Abnormal and extremely low precipitation through the late summer and fall and abnormally warm conditions with considerable amounts of wind in the weeks preceding the fire resulted in desiccation of the grasses and stubble. Absence of soil moisture or frost, lack of snow accumulation or drifts to slow the progress of the fire, and geographical isolation from fire fighting equipment and volunteers, limited access and to complicate things further it was fanned by extremely strong southwest winds.
There were approximately 17,645 hectares of grassland and 4,208 hectares of cultivated land affected. Production has been set back for a number of years and soil erosion was severe.
Many towns, counties, municipalities, fire departments, and ambulance services and colonies from across Southern Alberta were dispatched to help fight the fire, supply meals, medical care, etc. A volunteer group set up a donation program to help the fire victims, which included cash, livestock supplies, and household items.
June 7, 2005
Marks the ten year anniversary of the 1995 flood.
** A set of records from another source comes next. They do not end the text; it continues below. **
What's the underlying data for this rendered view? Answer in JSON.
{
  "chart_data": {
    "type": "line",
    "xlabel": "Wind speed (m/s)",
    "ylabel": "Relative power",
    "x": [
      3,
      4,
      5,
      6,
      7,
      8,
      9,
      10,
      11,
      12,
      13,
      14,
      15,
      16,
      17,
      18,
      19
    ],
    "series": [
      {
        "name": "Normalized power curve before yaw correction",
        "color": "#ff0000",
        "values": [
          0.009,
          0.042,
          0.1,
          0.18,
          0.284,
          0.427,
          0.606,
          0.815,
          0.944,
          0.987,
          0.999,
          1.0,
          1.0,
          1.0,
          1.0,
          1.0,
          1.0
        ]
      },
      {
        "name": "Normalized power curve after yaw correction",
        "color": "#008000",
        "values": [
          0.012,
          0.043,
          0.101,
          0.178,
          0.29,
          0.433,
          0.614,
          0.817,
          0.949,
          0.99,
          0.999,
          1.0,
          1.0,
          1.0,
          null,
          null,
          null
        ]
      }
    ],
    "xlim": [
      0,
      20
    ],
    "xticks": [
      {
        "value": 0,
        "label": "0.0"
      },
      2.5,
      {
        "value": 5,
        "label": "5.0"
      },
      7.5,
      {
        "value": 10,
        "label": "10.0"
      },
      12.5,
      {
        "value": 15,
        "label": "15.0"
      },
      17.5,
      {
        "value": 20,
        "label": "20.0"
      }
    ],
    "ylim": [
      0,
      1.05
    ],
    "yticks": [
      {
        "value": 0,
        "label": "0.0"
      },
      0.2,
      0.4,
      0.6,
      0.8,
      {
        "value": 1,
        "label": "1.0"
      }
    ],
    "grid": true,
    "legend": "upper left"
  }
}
As a result of a great deal of rain many rivers peaked and dams broke causing flooding once again.
In both floods many towns, cities, residences and businesses were affected throughout Southern Alberta. Group efforts were made to help save animals, equipment, drinking and sewer supply facilities, etc. This had a great impact on the M.D. of Willow Creek, Waterton River, Belly River, and Lyndon Road.